Haydee
Te acompañaron los almendros, me dieron la
noticia, y quizá no lo creas, pero hubo dolor en mí. Al saber de tu partida te
recordé en los pasillos de las horas, charlando, buscando nuestras propias
definiciones de tristeza, para concluir siempre, que había cierta melancolía en
el paseo de los enamorados. Te recordé callando tus cortas oraciones, nunca
diluidas en los rostros insensibles de los santos, en silencios largos, que
escurrían, sin apresuramientos, como arena en los antiguos relojes, y deseabas
el morir, pues la vida te dolía eternamente.
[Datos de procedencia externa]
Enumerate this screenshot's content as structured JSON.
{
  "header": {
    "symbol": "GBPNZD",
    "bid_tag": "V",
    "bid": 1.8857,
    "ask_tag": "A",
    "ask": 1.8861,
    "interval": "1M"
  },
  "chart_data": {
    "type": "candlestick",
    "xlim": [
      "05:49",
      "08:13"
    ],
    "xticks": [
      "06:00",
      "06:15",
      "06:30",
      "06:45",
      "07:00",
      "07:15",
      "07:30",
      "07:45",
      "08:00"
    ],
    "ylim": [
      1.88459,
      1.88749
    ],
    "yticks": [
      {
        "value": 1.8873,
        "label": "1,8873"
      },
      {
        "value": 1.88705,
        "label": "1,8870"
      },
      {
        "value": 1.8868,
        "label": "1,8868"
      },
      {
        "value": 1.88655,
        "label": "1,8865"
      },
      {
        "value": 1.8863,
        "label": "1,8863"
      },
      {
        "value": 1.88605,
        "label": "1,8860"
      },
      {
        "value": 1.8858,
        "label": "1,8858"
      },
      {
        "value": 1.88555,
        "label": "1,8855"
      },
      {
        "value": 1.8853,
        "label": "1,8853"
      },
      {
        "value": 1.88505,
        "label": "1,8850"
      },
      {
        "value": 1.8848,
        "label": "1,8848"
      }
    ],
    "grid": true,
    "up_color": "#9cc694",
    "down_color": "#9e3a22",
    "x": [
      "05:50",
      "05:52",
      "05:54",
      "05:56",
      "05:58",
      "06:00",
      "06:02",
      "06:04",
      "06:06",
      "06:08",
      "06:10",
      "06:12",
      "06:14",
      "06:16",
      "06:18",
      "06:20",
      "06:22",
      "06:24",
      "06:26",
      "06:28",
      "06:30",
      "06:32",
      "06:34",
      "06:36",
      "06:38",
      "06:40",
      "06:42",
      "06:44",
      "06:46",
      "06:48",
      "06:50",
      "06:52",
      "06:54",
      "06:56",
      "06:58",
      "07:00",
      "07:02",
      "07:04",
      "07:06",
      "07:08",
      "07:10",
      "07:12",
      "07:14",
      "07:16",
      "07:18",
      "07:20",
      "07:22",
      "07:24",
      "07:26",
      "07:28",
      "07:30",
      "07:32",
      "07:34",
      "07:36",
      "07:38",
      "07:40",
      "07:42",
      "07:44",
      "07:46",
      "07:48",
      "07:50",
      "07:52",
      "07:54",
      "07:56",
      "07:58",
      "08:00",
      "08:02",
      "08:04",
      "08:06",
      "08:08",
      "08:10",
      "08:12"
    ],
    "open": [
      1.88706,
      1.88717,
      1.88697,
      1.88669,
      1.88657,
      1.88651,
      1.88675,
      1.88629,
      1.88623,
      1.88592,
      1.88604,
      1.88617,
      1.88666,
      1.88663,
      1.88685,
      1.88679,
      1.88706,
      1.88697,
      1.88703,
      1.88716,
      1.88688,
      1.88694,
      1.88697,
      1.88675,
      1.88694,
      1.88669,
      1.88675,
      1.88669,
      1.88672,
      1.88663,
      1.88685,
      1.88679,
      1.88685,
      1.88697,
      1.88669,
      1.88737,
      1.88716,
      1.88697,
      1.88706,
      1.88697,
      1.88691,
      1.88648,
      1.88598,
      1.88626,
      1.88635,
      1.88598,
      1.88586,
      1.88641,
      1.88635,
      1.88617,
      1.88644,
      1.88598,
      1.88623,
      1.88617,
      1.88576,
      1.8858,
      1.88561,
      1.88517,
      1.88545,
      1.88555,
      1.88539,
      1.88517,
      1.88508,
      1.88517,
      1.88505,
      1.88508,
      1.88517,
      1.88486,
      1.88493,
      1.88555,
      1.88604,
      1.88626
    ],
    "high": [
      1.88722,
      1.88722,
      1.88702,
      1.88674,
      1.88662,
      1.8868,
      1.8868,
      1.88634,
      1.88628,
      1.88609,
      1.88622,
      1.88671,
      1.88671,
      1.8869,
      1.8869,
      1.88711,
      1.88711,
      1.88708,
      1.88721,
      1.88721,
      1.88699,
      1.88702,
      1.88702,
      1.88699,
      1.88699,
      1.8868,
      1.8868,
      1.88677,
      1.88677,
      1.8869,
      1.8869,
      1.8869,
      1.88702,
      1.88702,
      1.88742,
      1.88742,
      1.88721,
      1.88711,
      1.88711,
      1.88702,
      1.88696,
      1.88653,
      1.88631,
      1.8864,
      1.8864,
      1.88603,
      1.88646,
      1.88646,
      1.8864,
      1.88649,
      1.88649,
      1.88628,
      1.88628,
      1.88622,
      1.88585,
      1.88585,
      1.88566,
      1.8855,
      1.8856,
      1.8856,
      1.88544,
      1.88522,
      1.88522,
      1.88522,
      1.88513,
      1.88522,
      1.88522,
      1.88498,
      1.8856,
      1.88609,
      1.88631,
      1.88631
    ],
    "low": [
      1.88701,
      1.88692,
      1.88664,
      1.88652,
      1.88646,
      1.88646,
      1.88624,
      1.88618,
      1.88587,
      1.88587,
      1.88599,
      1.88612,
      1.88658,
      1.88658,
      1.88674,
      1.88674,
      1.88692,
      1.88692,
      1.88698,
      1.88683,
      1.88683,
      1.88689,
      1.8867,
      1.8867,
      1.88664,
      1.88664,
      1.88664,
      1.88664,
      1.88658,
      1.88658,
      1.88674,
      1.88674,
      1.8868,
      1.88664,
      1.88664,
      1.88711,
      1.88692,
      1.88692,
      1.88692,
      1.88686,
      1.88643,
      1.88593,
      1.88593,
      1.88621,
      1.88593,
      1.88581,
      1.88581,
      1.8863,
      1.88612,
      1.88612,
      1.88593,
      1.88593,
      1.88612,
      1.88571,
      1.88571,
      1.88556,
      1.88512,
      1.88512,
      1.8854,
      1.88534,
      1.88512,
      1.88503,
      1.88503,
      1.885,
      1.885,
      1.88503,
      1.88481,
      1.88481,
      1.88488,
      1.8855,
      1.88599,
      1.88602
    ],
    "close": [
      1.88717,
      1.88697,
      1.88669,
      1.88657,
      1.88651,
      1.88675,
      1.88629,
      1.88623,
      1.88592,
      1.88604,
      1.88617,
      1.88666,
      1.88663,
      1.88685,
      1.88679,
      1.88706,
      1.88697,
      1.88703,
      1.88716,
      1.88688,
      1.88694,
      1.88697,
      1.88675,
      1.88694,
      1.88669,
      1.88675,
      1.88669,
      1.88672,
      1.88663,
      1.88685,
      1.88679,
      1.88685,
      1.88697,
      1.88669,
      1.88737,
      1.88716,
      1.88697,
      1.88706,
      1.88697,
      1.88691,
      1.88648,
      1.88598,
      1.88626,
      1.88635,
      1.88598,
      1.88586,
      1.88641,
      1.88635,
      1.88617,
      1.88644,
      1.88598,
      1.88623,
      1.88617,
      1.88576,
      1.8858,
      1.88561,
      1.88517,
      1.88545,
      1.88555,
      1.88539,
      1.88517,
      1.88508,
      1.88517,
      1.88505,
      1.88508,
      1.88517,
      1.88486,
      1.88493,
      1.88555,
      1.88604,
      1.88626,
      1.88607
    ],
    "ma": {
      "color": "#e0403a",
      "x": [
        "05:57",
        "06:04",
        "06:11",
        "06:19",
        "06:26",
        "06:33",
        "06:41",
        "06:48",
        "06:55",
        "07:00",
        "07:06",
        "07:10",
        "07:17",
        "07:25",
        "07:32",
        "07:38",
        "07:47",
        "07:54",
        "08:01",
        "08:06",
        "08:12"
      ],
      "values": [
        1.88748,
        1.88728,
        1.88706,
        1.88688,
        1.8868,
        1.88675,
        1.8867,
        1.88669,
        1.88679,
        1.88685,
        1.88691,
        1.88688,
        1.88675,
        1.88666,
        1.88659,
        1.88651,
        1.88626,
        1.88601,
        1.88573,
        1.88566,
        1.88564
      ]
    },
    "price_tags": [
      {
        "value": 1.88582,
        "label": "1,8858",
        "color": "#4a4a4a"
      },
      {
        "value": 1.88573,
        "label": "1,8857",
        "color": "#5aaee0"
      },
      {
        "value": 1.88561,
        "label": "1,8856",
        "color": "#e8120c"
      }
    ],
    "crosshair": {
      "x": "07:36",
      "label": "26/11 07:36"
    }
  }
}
Era grato observarte cuando no callabas el
adiós, buscando la salida de nuestra presencia -con sus ruidos-, para llegar a
tu silencio y ahí, abandonarte. Pero también dolías al sentir como te nacía la
tarde desde dentro, con las hojas caídas de los álamos en el crepúsculo y las
manos llenas de soledades, con la boca mitigada de tu sed, por palabras no
dichas y ojos que sí comprendían la
tristeza.
Tu cuerpo murió. Murió no teniendo la esperanza
de la espera, ya no caminará por los jardines, entristeciendo las flores que te
observaban, creando sus propias oraciones. Partiste, dentro de la tarde que
había salido de ti, que habías creado y depositado en tu regazo sacando el agua
dulzona de tu vientre. Hoy llueve, es de tarde, y ya no sale de ti; emana de
las cosas que tocaste, de los cristales que rompían al recibir tu imagen, de
tus gasas, algodones, ácidos; de los rostros que conociste y nunca te
conocieron, con quienes charlabas, haciendo una momentánea tregua con tus
batallas interiores. Partiste..., y vives, ahora, dentro de una noche grande
llena de adioses, el eterno amor que sólo dan los muertos.